Video and Audio

Do You Need a Guru? (Yogananda's Teachings)

Nayaswami Ananta
July 23, 2023

Watch this inspiring Sunday Service talk with Nayaswami Ananta, recorded at Ananda Village on July 23 2023.

Everybody knows at the center of their being what is the right thing to do. But illusion gets in the way of people doing what they know is right. Maya (illusion) actively tries to cloud our judgment with worldly desires. Once we realize that we need help, we are ready to embrace the guidance of a guru. Nayaswami Ananta shares about the blessing of having a guru and the guru-disciple relationship.

The reading for this week from Swami Kriyananda's book Rays of the One Light is

"Do You Need a Guru?"

Truth is one and eternal. Realize oneness with it in your deathless Self, within. The following commentary is based on the teachings of Paramhansa Yogananda.

Many people scoff at the idea of having a guru. True to human nature generally, they make a virtue of their scoffing. “I am responsible for what I do,” they announce, “responsible for my mistakes as well as for my victories. What would I ever learn if I handed over my development to someone else? To depend on another for guidance would be an act of spiritual cowardice.” It would be understandable for someone gifted with some trivial ability, for instance with words, to insist on doing his crossword puzzle himself without letting anyone else help him.

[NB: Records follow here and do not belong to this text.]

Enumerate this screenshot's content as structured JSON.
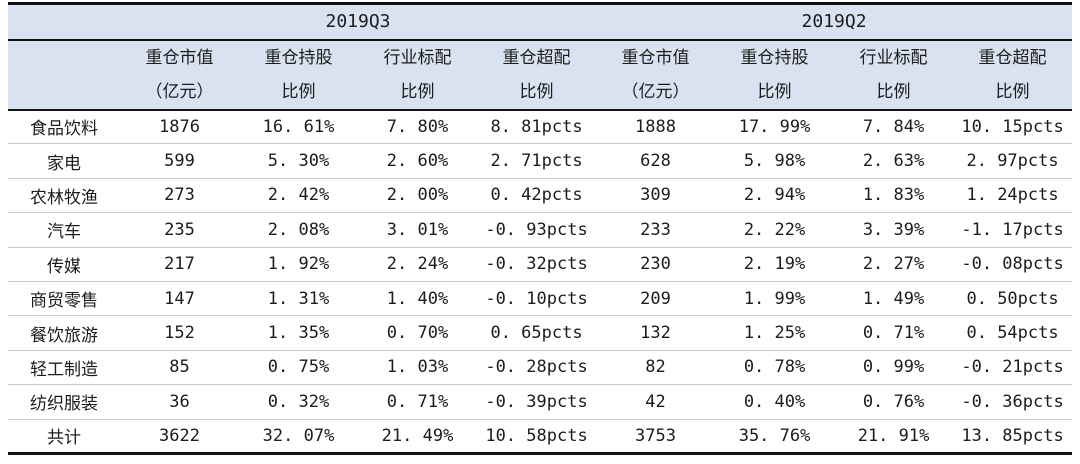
{
  "colors": {
    "header_bg": "#d9e2f1",
    "rule_black": "#111111",
    "row_line": "#c9c9c9",
    "text": "#1c1c1c"
  },
  "table": {
    "quarters": [
      "2019Q3",
      "2019Q2"
    ],
    "column_headers": [
      {
        "line1": "重仓市值",
        "line2": "（亿元）"
      },
      {
        "line1": "重仓持股",
        "line2": "比例"
      },
      {
        "line1": "行业标配",
        "line2": "比例"
      },
      {
        "line1": "重仓超配",
        "line2": "比例"
      },
      {
        "line1": "重仓市值",
        "line2": "（亿元）"
      },
      {
        "line1": "重仓持股",
        "line2": "比例"
      },
      {
        "line1": "行业标配",
        "line2": "比例"
      },
      {
        "line1": "重仓超配",
        "line2": "比例"
      }
    ],
    "rows": [
      {
        "label": "食品饮料",
        "values": [
          "1876",
          "16. 61%",
          "7. 80%",
          "8. 81pcts",
          "1888",
          "17. 99%",
          "7. 84%",
          "10. 15pcts"
        ],
        "total": false
      },
      {
        "label": "家电",
        "values": [
          "599",
          "5. 30%",
          "2. 60%",
          "2. 71pcts",
          "628",
          "5. 98%",
          "2. 63%",
          "2. 97pcts"
        ],
        "total": false
      },
      {
        "label": "农林牧渔",
        "values": [
          "273",
          "2. 42%",
          "2. 00%",
          "0. 42pcts",
          "309",
          "2. 94%",
          "1. 83%",
          "1. 24pcts"
        ],
        "total": false
      },
      {
        "label": "汽车",
        "values": [
          "235",
          "2. 08%",
          "3. 01%",
          "-0. 93pcts",
          "233",
          "2. 22%",
          "3. 39%",
          "-1. 17pcts"
        ],
        "total": false
      },
      {
        "label": "传媒",
        "values": [
          "217",
          "1. 92%",
          "2. 24%",
          "-0. 32pcts",
          "230",
          "2. 19%",
          "2. 27%",
          "-0. 08pcts"
        ],
        "total": false
      },
      {
        "label": "商贸零售",
        "values": [
          "147",
          "1. 31%",
          "1. 40%",
          "-0. 10pcts",
          "209",
          "1. 99%",
          "1. 49%",
          "0. 50pcts"
        ],
        "total": false
      },
      {
        "label": "餐饮旅游",
        "values": [
          "152",
          "1. 35%",
          "0. 70%",
          "0. 65pcts",
          "132",
          "1. 25%",
          "0. 71%",
          "0. 54pcts"
        ],
        "total": false
      },
      {
        "label": "轻工制造",
        "values": [
          "85",
          "0. 75%",
          "1. 03%",
          "-0. 28pcts",
          "82",
          "0. 78%",
          "0. 99%",
          "-0. 21pcts"
        ],
        "total": false
      },
      {
        "label": "纺织服装",
        "values": [
          "36",
          "0. 32%",
          "0. 71%",
          "-0. 39pcts",
          "42",
          "0. 40%",
          "0. 76%",
          "-0. 36pcts"
        ],
        "total": false
      },
      {
        "label": "共计",
        "values": [
          "3622",
          "32. 07%",
          "21. 49%",
          "10. 58pcts",
          "3753",
          "35. 76%",
          "21. 91%",
          "13. 85pcts"
        ],
        "total": true
      }
    ]
  },
  "chart_data": {
    "type": "table",
    "title": "",
    "column_groups": [
      "2019Q3",
      "2019Q2"
    ],
    "columns": [
      "重仓市值（亿元）",
      "重仓持股比例",
      "行业标配比例",
      "重仓超配比例",
      "重仓市值（亿元）",
      "重仓持股比例",
      "行业标配比例",
      "重仓超配比例"
    ],
    "categories": [
      "食品饮料",
      "家电",
      "农林牧渔",
      "汽车",
      "传媒",
      "商贸零售",
      "餐饮旅游",
      "轻工制造",
      "纺织服装",
      "共计"
    ],
    "series": [
      {
        "name": "2019Q3 重仓市值（亿元）",
        "values": [
          1876,
          599,
          273,
          235,
          217,
          147,
          152,
          85,
          36,
          3622
        ]
      },
      {
        "name": "2019Q3 重仓持股比例(%)",
        "values": [
          16.61,
          5.3,
          2.42,
          2.08,
          1.92,
          1.31,
          1.35,
          0.75,
          0.32,
          32.07
        ]
      },
      {
        "name": "2019Q3 行业标配比例(%)",
        "values": [
          7.8,
          2.6,
          2.0,
          3.01,
          2.24,
          1.4,
          0.7,
          1.03,
          0.71,
          21.49
        ]
      },
      {
        "name": "2019Q3 重仓超配比例(pcts)",
        "values": [
          8.81,
          2.71,
          0.42,
          -0.93,
          -0.32,
          -0.1,
          0.65,
          -0.28,
          -0.39,
          10.58
        ]
      },
      {
        "name": "2019Q2 重仓市值（亿元）",
        "values": [
          1888,
          628,
          309,
          233,
          230,
          209,
          132,
          82,
          42,
          3753
        ]
      },
      {
        "name": "2019Q2 重仓持股比例(%)",
        "values": [
          17.99,
          5.98,
          2.94,
          2.22,
          2.19,
          1.99,
          1.25,
          0.78,
          0.4,
          35.76
        ]
      },
      {
        "name": "2019Q2 行业标配比例(%)",
        "values": [
          7.84,
          2.63,
          1.83,
          3.39,
          2.27,
          1.49,
          0.71,
          0.99,
          0.76,
          21.91
        ]
      },
      {
        "name": "2019Q2 重仓超配比例(pcts)",
        "values": [
          10.15,
          2.97,
          1.24,
          -1.17,
          -0.08,
          0.5,
          0.54,
          -0.21,
          -0.36,
          13.85
        ]
      }
    ],
    "layout": {
      "grid": "horizontal row separators only",
      "header_background": "#d9e2f1",
      "legend_position": "none"
    }
  }
}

But supposing, even in such trivial matters, he had no such gift? What virtue would there be in refusing to learn? For that matter, where would the gift itself come from? That which is a gift is not a native ability. Still, crossword puzzles are hardly an important challenge. What if a person wanted to do something daring: to climb a cliff, for instance, but refused to study the art of mountain climbing? He would climb at the risk of his life. And how much more is risked than physical life in the great adventure of the divine search, where the risk is to salvation itself! Where is the sacrifice in seeking guidance? Even a mountain guide wouldn’t presume to do one’s climbing for one; his purpose would be only to help the neophyte to climb safely.

To have a wise guru is not a sign of weakness, but of plain common sense. All the saints, aware as they are of the hazards of the adventure, agree on the importance of having a guide, or guru. And these are the heroes speaking, not cowards or spiritual weaklings.

Jesus emphasized the importance of having a teacher by asking John to baptize him. In the Gospel of St. Matthew, Chapter 3, we read of his coming to John. “Thus,” Jesus said to John, “it becometh us to fulfill all righteousness.”

In the Bhagavad Gita, the fourth Chapter, Sri Krishna says:

Open thyself to those who have attained wisdom. They will be thy teachers. Ask questions of them [both verbally and mentally]. Serve them faithfully, and with devotion.

How is the devotee to recognize one who has attained wisdom? The Bhagavad Gita gives us this inspiring description of the sage:

By this sign is he known,

Being of equal grace to comrades, friends,

Chance-comers, strangers, lovers, enemies,

Aliens and kinsmen; loving all alike,

Evil or good. 

Thus, through holy Scripture, God has spoken to mankind.